Wednesday, 21 August 2019 19:22

The High Cost of Being Private Featured


Sharon P. Katz, INSEAD Associate Professor of Accounting and Control


Privately held companies need to understand that cost of debt is higher for them, but they can adapt to alleviate it.

It has long been suspected that debt markets deal with private companies and public ones differently. Companies prefer to issue public debt as it is cheaper and avoids the heavy governance and monitoring that a bank might put in place.

The “private equity discount” or the “public equity premium” is real. In fact, for private firms, the cost of public debt is higher by a full percentage point – what costs a public company 5 percent will be 6 percent for a similar private one. So why does it cost a firm to be private and how can these firms change the way they are treated in the public debt market?

Previously, academics (and perhaps the market) believed that the higher costs for privately held firms were limited to reporting reasons. Private firms aren’t held to the same reporting standard as public ones. With a raft of mandatory disclosures, publicly held companies have to be more transparent and adhere to more regulations. This is indeed part of the puzzle. But in an article published in Management Science, after controlling for the reporting and information environment, my co-authors* and I find two main other reasons for the public premium: access to the equity market and banks wary of lending to private firms which have a higher default rate than public companies.

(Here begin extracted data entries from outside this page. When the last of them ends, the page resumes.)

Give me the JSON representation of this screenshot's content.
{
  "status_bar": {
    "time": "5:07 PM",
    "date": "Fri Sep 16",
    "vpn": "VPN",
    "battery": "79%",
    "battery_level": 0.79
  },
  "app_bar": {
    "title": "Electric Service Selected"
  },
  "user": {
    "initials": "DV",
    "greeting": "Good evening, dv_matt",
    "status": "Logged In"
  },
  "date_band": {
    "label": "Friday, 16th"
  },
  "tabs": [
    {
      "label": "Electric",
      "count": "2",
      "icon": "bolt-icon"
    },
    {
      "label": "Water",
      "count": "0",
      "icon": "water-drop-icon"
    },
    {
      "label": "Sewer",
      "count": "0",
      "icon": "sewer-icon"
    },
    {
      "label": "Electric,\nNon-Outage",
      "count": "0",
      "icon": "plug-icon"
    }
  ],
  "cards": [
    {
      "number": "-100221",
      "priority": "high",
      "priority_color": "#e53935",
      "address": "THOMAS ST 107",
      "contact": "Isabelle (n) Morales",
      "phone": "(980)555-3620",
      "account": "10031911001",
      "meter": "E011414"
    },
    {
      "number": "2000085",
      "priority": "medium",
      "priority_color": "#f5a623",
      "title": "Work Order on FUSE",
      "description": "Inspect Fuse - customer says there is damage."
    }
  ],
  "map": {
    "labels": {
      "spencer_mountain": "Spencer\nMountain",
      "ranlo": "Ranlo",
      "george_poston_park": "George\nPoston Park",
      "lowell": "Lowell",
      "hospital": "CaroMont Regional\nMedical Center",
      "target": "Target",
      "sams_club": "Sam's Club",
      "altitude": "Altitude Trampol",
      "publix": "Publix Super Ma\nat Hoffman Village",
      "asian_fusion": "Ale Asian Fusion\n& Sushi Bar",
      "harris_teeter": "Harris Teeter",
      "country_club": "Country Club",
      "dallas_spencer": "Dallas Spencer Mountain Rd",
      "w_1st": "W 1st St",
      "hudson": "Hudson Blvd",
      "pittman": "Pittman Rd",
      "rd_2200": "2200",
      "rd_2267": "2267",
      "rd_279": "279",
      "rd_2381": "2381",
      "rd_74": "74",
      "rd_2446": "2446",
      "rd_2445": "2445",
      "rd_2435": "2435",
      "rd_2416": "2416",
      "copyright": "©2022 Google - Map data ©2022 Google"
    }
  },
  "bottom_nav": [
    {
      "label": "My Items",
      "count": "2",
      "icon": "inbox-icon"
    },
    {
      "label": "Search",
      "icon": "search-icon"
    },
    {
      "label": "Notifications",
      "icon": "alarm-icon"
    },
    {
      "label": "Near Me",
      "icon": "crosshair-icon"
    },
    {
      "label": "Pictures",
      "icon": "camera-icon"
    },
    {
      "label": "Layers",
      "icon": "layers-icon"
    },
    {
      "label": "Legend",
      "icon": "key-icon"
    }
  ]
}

The first and most important difference between the two types of firms is access to the equity market, that is, liquidity. Public firms can always generate liquidity with a stock offering. Even if their stock tanks – as Citigroup’s famously did, sinking from more than US$40 pre-crash to about $1 – they can still issue more stocks to raise cash. Private firms don’t have this luxury.

Even though a secondary stock offering could be a fire sale, public firms can always raise cash by selling equity. Private companies, on the other hand, must rely on their owners for cash injections. In recessionary times, when all firms suffer, this difference is even more apparent: Public firms can still issue equity, but owners of private firms are less likely to invest. Also, the possibility of an initial public offering (IPO) during a downturn is rare. When a recession hits, the discount for public companies is another 4.8 percent higher, because even they have difficulty raising money but they still have better access to the market than private companies.

Not all private companies are the same

To assess the role of ownership on the cost of capital, we compared 256 private firms with 3,415 similar public ones in terms of fundamentals, reporting and information environment parameters. Within the group of privately held firms, we have management-owned (sometimes as a family business) and those that are majority private equity (PE) owned. Regardless of public or private ownership, management-owned firms have a higher cost of debt than non-management-owned ones because there is a perceived conflict of interest between shareholders and debtholders. That is, manager-owners may negatively influence decision making to promote their own interests over that of other stakeholders, like debtholders.

Other private companies, majority owned by diversified PE firms, are viewed as riskier and therefore subject to higher cost of debt. A PE firm, interested in its portfolio of companies’ bottom line, does not have the same level of commitment as a less diversified family and/or management owner. With a diverse portfolio of companies, PE firms don’t need all of them to be successful. Only a few must be highly profitable.

Overall, after controlling for risk-related firm fundamentals, reporting and the information environment, private firms’ default rate is approximately 40 percent higher than that of public firms.

Go large

For PE-owned firms, generally part of a portfolio, we find that the owners who created the most value are those with deep pockets and a good reputation. Huge PE firms, KKR & Co for example, can inject cash into one of the firms in their portfolio if needed.

One way private companies can improve their access to public debt markets is by choosing to work with a large, well-established PE firm. If they are part of a smaller portfolio, they are more likely to be considered a risky bet.

In this research, we found that the less liquid a company, the higher its cost of debt. Large PE players that are doing very well have money to burn. But smaller ones don’t, and they are better known for taking risks.

Reporting, reporting, reporting

Short of finding a benefactor in the form of a large PE investor that will let a firm work the way it knows best, what is a private firm to do? The easiest way to alleviate some of the higher cost of debt is conservative reporting. High quality reports are necessary because without them, the market won’t trust the firm. The benefits of conservative reporting have been extolled before, and our research points to increased conservative reporting as a positive signal to the debt market. Voluntary disclosures and high-quality reporting can reduce private firms’ cost of debt. Increased conservatism can also reduce the cost of debt for public firms, but not to the same extent.

When managers are deciding whether to keep their firm private or take it public (or even take it public again), an important consideration is the cost of debt, which is higher for private companies. Understanding this fact is the first step in addressing the issue. Further action includes better reporting or working with a large, reputable PE firm to plan for the possibly rocky times to come. For private firms, it’s best to have access to either a generous founder or a large, established PE firm with the commitment and ability to help the company succeed during a tough period.

* Co-authors were Brad A. Badertscher (Mendoza College of Business), Dan Givoly (Smeal College of Business) and Hanna Lee (Robert H. Smith School of Business).

Sharon Katz is an INSEAD Associate Professor of Accounting and Control.